Deep learning navigation for UGVs on forests paths

Abstract: Artificial intelligence and machine learning have seen great progress in recent years. In this work, we will look at the application of machine learning in visual navigational systems for unmanned vehicles in natural environments. Previous works have focused on navigational systems with deep convolutional neural networks (CNNs) for unmanned aerial vehicles (UAVs). In this work, we evaluate the robustness and applicability of these methods for unmanned ground vehicles (UGVs). To evaluate the robustness and applicability of this machine learning approach for UGV two experiments where performed. In the first, data from Swiss trails and photos collected in Swedish forests where used to train deep CNNs. Several models are trained using data collected in different environments at different heights.

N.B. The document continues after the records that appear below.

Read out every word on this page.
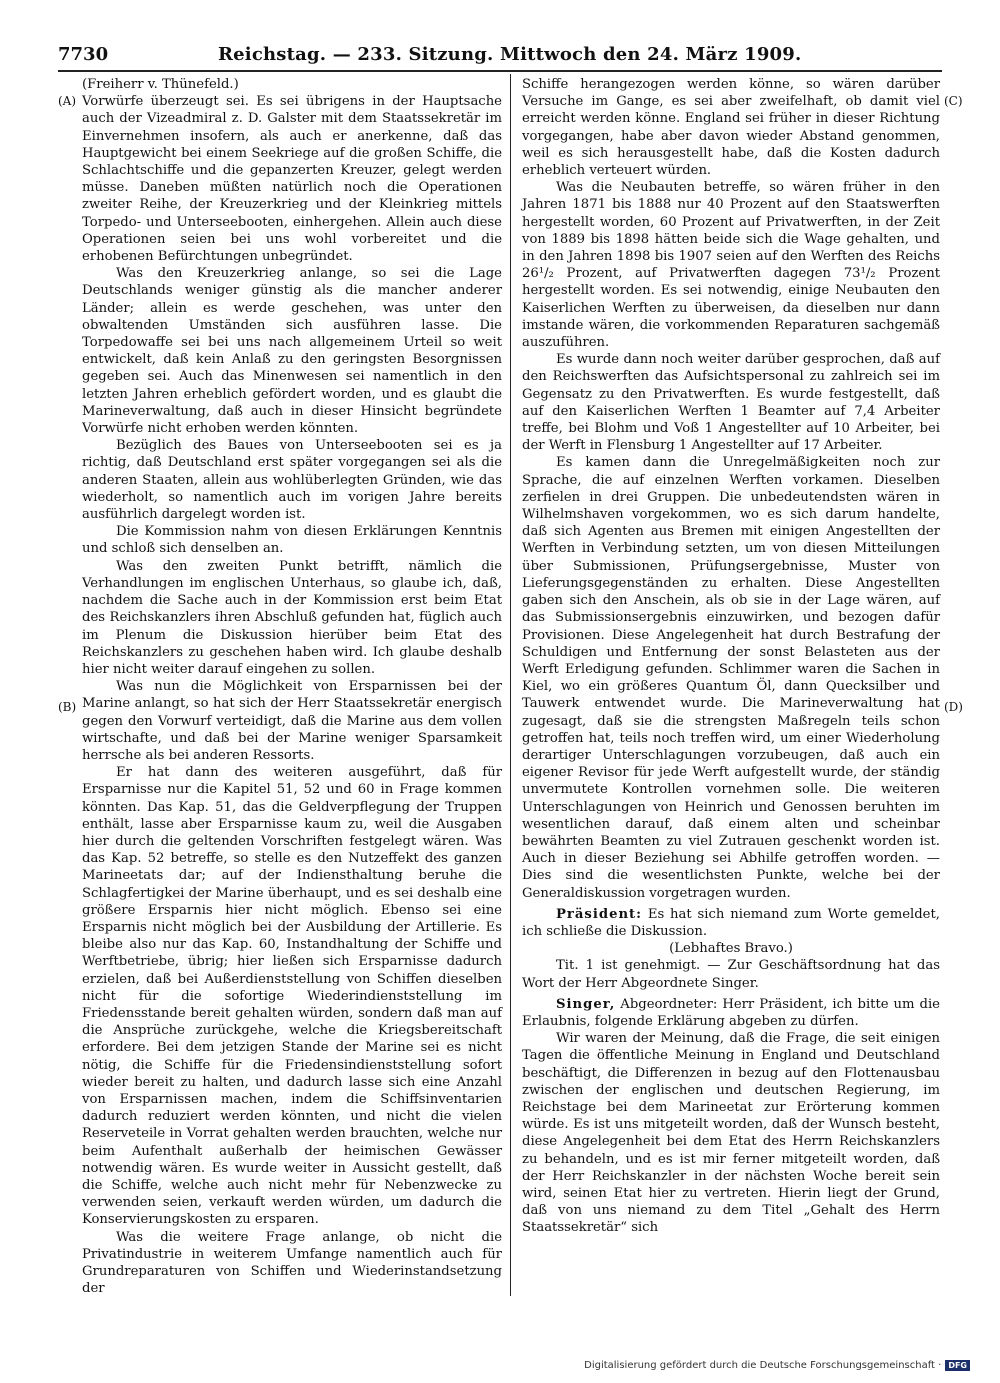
7730	Reichstag. — 233. Sitzung. Mittwoch den 24. März 1909.
(A)
(B)
(C)
(D)

(Freiherr v. Thünefeld.)

Vorwürfe überzeugt sei. Es sei übrigens in der Hauptsache auch der Vizeadmiral z. D. Galster mit dem Staatssekretär im Einvernehmen insofern, als auch er anerkenne, daß das Hauptgewicht bei einem Seekriege auf die großen Schiffe, die Schlachtschiffe und die gepanzerten Kreuzer, gelegt werden müsse. Daneben müßten natürlich noch die Operationen zweiter Reihe, der Kreuzerkrieg und der Kleinkrieg mittels Torpedo- und Unterseebooten, einhergehen. Allein auch diese Operationen seien bei uns wohl vorbereitet und die erhobenen Befürchtungen unbegründet.

Was den Kreuzerkrieg anlange, so sei die Lage Deutschlands weniger günstig als die mancher anderer Länder; allein es werde geschehen, was unter den obwaltenden Umständen sich ausführen lasse. Die Torpedowaffe sei bei uns nach allgemeinem Urteil so weit entwickelt, daß kein Anlaß zu den geringsten Besorgnissen gegeben sei. Auch das Minenwesen sei namentlich in den letzten Jahren erheblich gefördert worden, und es glaubt die Marineverwaltung, daß auch in dieser Hinsicht begründete Vorwürfe nicht erhoben werden könnten.

Bezüglich des Baues von Unterseebooten sei es ja richtig, daß Deutschland erst später vorgegangen sei als die anderen Staaten, allein aus wohlüberlegten Gründen, wie das wiederholt, so namentlich auch im vorigen Jahre bereits ausführlich dargelegt worden ist.

Die Kommission nahm von diesen Erklärungen Kenntnis und schloß sich denselben an.

Was den zweiten Punkt betrifft, nämlich die Verhandlungen im englischen Unterhaus, so glaube ich, daß, nachdem die Sache auch in der Kommission erst beim Etat des Reichskanzlers ihren Abschluß gefunden hat, füglich auch im Plenum die Diskussion hierüber beim Etat des Reichskanzlers zu geschehen haben wird. Ich glaube deshalb hier nicht weiter darauf eingehen zu sollen.

Was nun die Möglichkeit von Ersparnissen bei der Marine anlangt, so hat sich der Herr Staatssekretär energisch gegen den Vorwurf verteidigt, daß die Marine aus dem vollen wirtschafte, und daß bei der Marine weniger Sparsamkeit herrsche als bei anderen Ressorts.

Er hat dann des weiteren ausgeführt, daß für Ersparnisse nur die Kapitel 51, 52 und 60 in Frage kommen könnten. Das Kap. 51, das die Geldverpflegung der Truppen enthält, lasse aber Ersparnisse kaum zu, weil die Ausgaben hier durch die geltenden Vorschriften festgelegt wären. Was das Kap. 52 betreffe, so stelle es den Nutzeffekt des ganzen Marineetats dar; auf der Indiensthaltung beruhe die Schlagfertigkei der Marine überhaupt, und es sei deshalb eine größere Ersparnis hier nicht möglich. Ebenso sei eine Ersparnis nicht möglich bei der Ausbildung der Artillerie. Es bleibe also nur das Kap. 60, Instandhaltung der Schiffe und Werftbetriebe, übrig; hier ließen sich Ersparnisse dadurch erzielen, daß bei Außerdienststellung von Schiffen dieselben nicht für die sofortige Wiederindienststellung im Friedensstande bereit gehalten würden, sondern daß man auf die Ansprüche zurückgehe, welche die Kriegsbereitschaft erfordere. Bei dem jetzigen Stande der Marine sei es nicht nötig, die Schiffe für die Friedensindienststellung sofort wieder bereit zu halten, und dadurch lasse sich eine Anzahl von Ersparnissen machen, indem die Schiffsinventarien dadurch reduziert werden könnten, und nicht die vielen Reserveteile in Vorrat gehalten werden brauchten, welche nur beim Aufenthalt außerhalb der heimischen Gewässer notwendig wären. Es wurde weiter in Aussicht gestellt, daß die Schiffe, welche auch nicht mehr für Nebenzwecke zu verwenden seien, verkauft werden würden, um dadurch die Konservierungskosten zu ersparen.

Was die weitere Frage anlange, ob nicht die Privatindustrie in weiterem Umfange namentlich auch für Grundreparaturen von Schiffen und Wiederinstandsetzung der

Schiffe herangezogen werden könne, so wären darüber Versuche im Gange, es sei aber zweifelhaft, ob damit viel erreicht werden könne. England sei früher in dieser Richtung vorgegangen, habe aber davon wieder Abstand genommen, weil es sich herausgestellt habe, daß die Kosten dadurch erheblich verteuert würden.

Was die Neubauten betreffe, so wären früher in den Jahren 1871 bis 1888 nur 40 Prozent auf den Staatswerften hergestellt worden, 60 Prozent auf Privatwerften, in der Zeit von 1889 bis 1898 hätten beide sich die Wage gehalten, und in den Jahren 1898 bis 1907 seien auf den Werften des Reichs 26¹/₂ Prozent, auf Privatwerften dagegen 73¹/₂ Prozent hergestellt worden. Es sei notwendig, einige Neubauten den Kaiserlichen Werften zu überweisen, da dieselben nur dann imstande wären, die vorkommenden Reparaturen sachgemäß auszuführen.

Es wurde dann noch weiter darüber gesprochen, daß auf den Reichswerften das Aufsichtspersonal zu zahlreich sei im Gegensatz zu den Privatwerften. Es wurde festgestellt, daß auf den Kaiserlichen Werften 1 Beamter auf 7,4 Arbeiter treffe, bei Blohm und Voß 1 Angestellter auf 10 Arbeiter, bei der Werft in Flensburg 1 Angestellter auf 17 Arbeiter.

Es kamen dann die Unregelmäßigkeiten noch zur Sprache, die auf einzelnen Werften vorkamen. Dieselben zerfielen in drei Gruppen. Die unbedeutendsten wären in Wilhelmshaven vorgekommen, wo es sich darum handelte, daß sich Agenten aus Bremen mit einigen Angestellten der Werften in Verbindung setzten, um von diesen Mitteilungen über Submissionen, Prüfungsergebnisse, Muster von Lieferungsgegenständen zu erhalten. Diese Angestellten gaben sich den Anschein, als ob sie in der Lage wären, auf das Submissionsergebnis einzuwirken, und bezogen dafür Provisionen. Diese Angelegenheit hat durch Bestrafung der Schuldigen und Entfernung der sonst Belasteten aus der Werft Erledigung gefunden. Schlimmer waren die Sachen in Kiel, wo ein größeres Quantum Öl, dann Quecksilber und Tauwerk entwendet wurde. Die Marineverwaltung hat zugesagt, daß sie die strengsten Maßregeln teils schon getroffen hat, teils noch treffen wird, um einer Wiederholung derartiger Unterschlagungen vorzubeugen, daß auch ein eigener Revisor für jede Werft aufgestellt wurde, der ständig unvermutete Kontrollen vornehmen solle. Die weiteren Unterschlagungen von Heinrich und Genossen beruhten im wesentlichen darauf, daß einem alten und scheinbar bewährten Beamten zu viel Zutrauen geschenkt worden ist. Auch in dieser Beziehung sei Abhilfe getroffen worden. — Dies sind die wesentlichsten Punkte, welche bei der Generaldiskussion vorgetragen wurden.

Präsident: Es hat sich niemand zum Worte gemeldet, ich schließe die Diskussion.

(Lebhaftes Bravo.)

Tit. 1 ist genehmigt. — Zur Geschäftsordnung hat das Wort der Herr Abgeordnete Singer.

Singer, Abgeordneter: Herr Präsident, ich bitte um die Erlaubnis, folgende Erklärung abgeben zu dürfen.

Wir waren der Meinung, daß die Frage, die seit einigen Tagen die öffentliche Meinung in England und Deutschland beschäftigt, die Differenzen in bezug auf den Flottenausbau zwischen der englischen und deutschen Regierung, im Reichstage bei dem Marineetat zur Erörterung kommen würde. Es ist uns mitgeteilt worden, daß der Wunsch besteht, diese Angelegenheit bei dem Etat des Herrn Reichskanzlers zu behandeln, und es ist mir ferner mitgeteilt worden, daß der Herr Reichskanzler in der nächsten Woche bereit sein wird, seinen Etat hier zu vertreten. Hierin liegt der Grund, daß von uns niemand zu dem Titel „Gehalt des Herrn Staatssekretär“ sich

Digitalisierung gefördert durch die Deutsche Forschungsgemeinschaft · DFG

By cross evaluating the trained models on the other datasets the impact of changing camera position and switching environment can be evaluated. In the second experiment, a navigational system using the trained CNN models were constructed. By evaluating the ability of the system to autonomously follow a forest path an understanding of the applicability of these methods for UGVs in general can be obtained. There where several results from the experiments. When comparing models trained on different datasets, we could see that the environment has an effect on the performance of the navigation, but even more so, the approach is sensitive to the camera position. Finally, an online test to evaluate the applicability of this approach as an end-to-end navigation system for UGVs is done. This experiment showed that these methods, on their own, are not a viable option for an end-to-end navigational system for UGVs in forest environments.